Catatan paleontologi menyatakan bahwa kawasan perbukitan Patiayam memiliki berbagai fosil kerbau purba (Bos bubalis paleokarbau), banteng (Bos bibos paleosondaicus, keluarga rusa/Cervidae (Cervus zwaani), keluarga babi hutan, gajah, gajah stegodon, kuda nil, harimau, kura-kura dan fosil-fosil moluska.[4]

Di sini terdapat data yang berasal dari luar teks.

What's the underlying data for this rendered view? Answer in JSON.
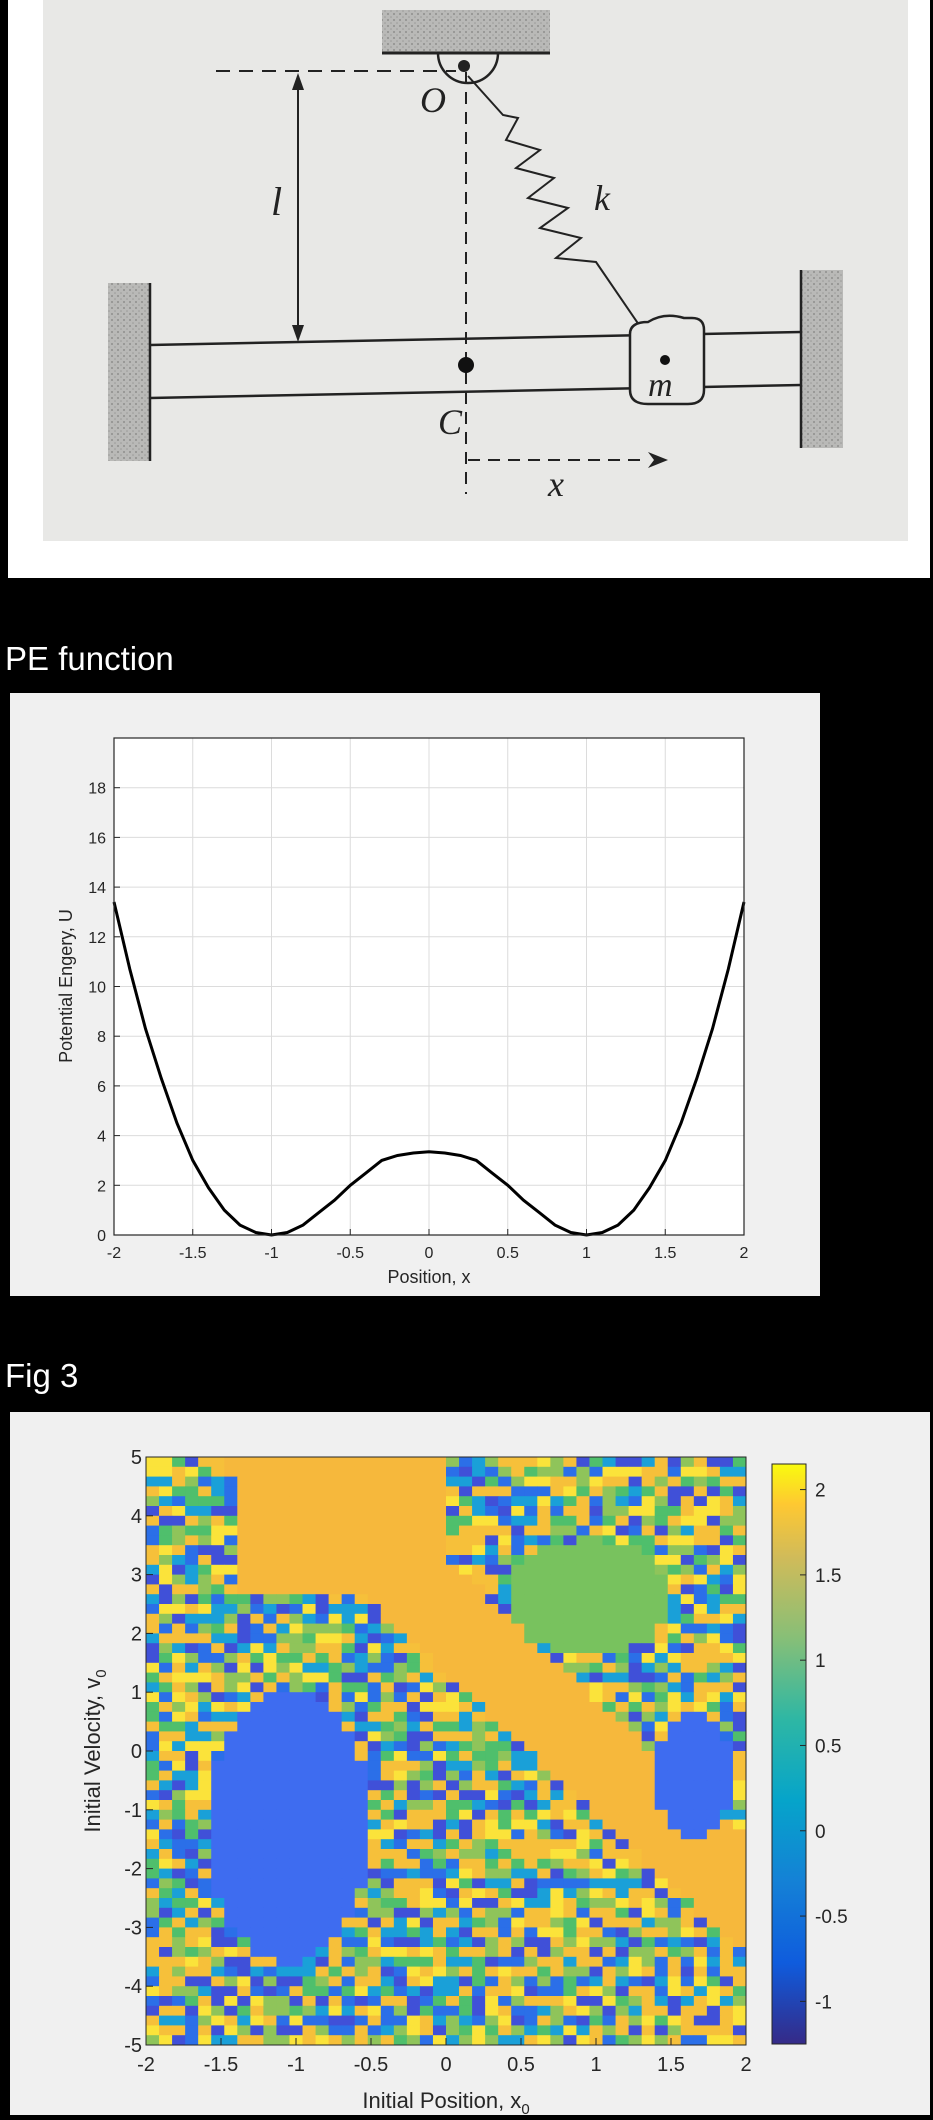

Di pulau ini juga terdapat ibu kota kabupaten di pesisir utara Jawa, seperti Jepara, Kudus, dan Pati.[butuh rujukan]

Daerah Bekas Selat Muria

  1. Kabupaten Kudus
  2. Kabupaten Jepara

Pelabuhan

Pada masanya di tepian Selat Muria terdapat pelabuhan-pelabuhan perdagangan dengan berbagai komoditas seperti kain tradisional dari Jepara, garam dan terasi dari Juwana, dan beras dari pedalaman Jawa dan Pulau Muria.[5] Selain itu, keberadaan selat tersebut juga menjadikan kawasan Selat Muria sebagai lokasi galangan kapal yang memproduksi kapal-kapal jukung Jawa yang terbuat dari kayu jati yang banyak ditemukan di Pegunungan Kendeng yang terletak di sebelah selatan selat.[6] Keberadaan industri galangan kapal menjadikan daerah ini lebih kaya dibandingkan dengan pusat Kerajaan Majapahit, sehingga daerah ini yang didominasi oleh para pedagang muslim yang dijuluki oleh Tomé Pires (penulis Portugis) sebagai "penguasa kapal jung".[7]:182

Pada awalnya, kawasan ini terdiri dari pelabuhan-pelabuhan kecil di sekitar selat dengan Demak sebagai pelabuhan utama, namun akibat konflik politik, komoditas yang berasal dari daerah sekitar Selat Muria (Pulau Muria dan Pegunungan Kendeng) bergeser ke Pelabuhan Sunda Kelapa.[8] Selain itu, sebuah laporan pada tahun 1657 menyatakan bahwa endapan fluvial dari sungai-sungai yang bermuara di Selat Muria seperti Sungai Serang, Sungai Tuntang, dan Sungai Lusi mengakibatkan pendangkalan sehingga selat tersebut tidak dapat dilalui kapal-kapal besar. Pusat perdagangan pun dipindahkan ke Jepara.[9][10] Karena pendangkalan ini, Tumenggung Natairnawa dari Pati memerintahkan untuk menggali endapan di selat tersebut, namun endapan tersebut semakin lama semakin cepat menutup Selat Muria.[11] Pada masa-masa terakhir keberadaan Selat Muria terdapat sebuah saluran air yang dapat dilalui oleh perahu-perahu kecil yang sekarang disebut Kalilondo.

Kondisi saat ini

Sisa dari Selat Muria dapat dilihat dari sebuah sungai bernama Kalilondo yang membentang dari Juwana di sebelah timur hingga Ketanjung di sebelah barat.[12] Beberapa sungai juga terbentuk dari bekas Selat Muria seperti Sungai Silugunggo yang melintasi wilayah Kabupaten Pati.[13] Di daerah ini sering ditemukan bangkai-bangkai perahu, kapal, dan meriam yang menjadi bukti adanya selat di daerah ini.[14]

Selain itu, daerah yang dulunya merupakan Selat Muria ini sering dilanda banjir saat musim hujan.[15][16]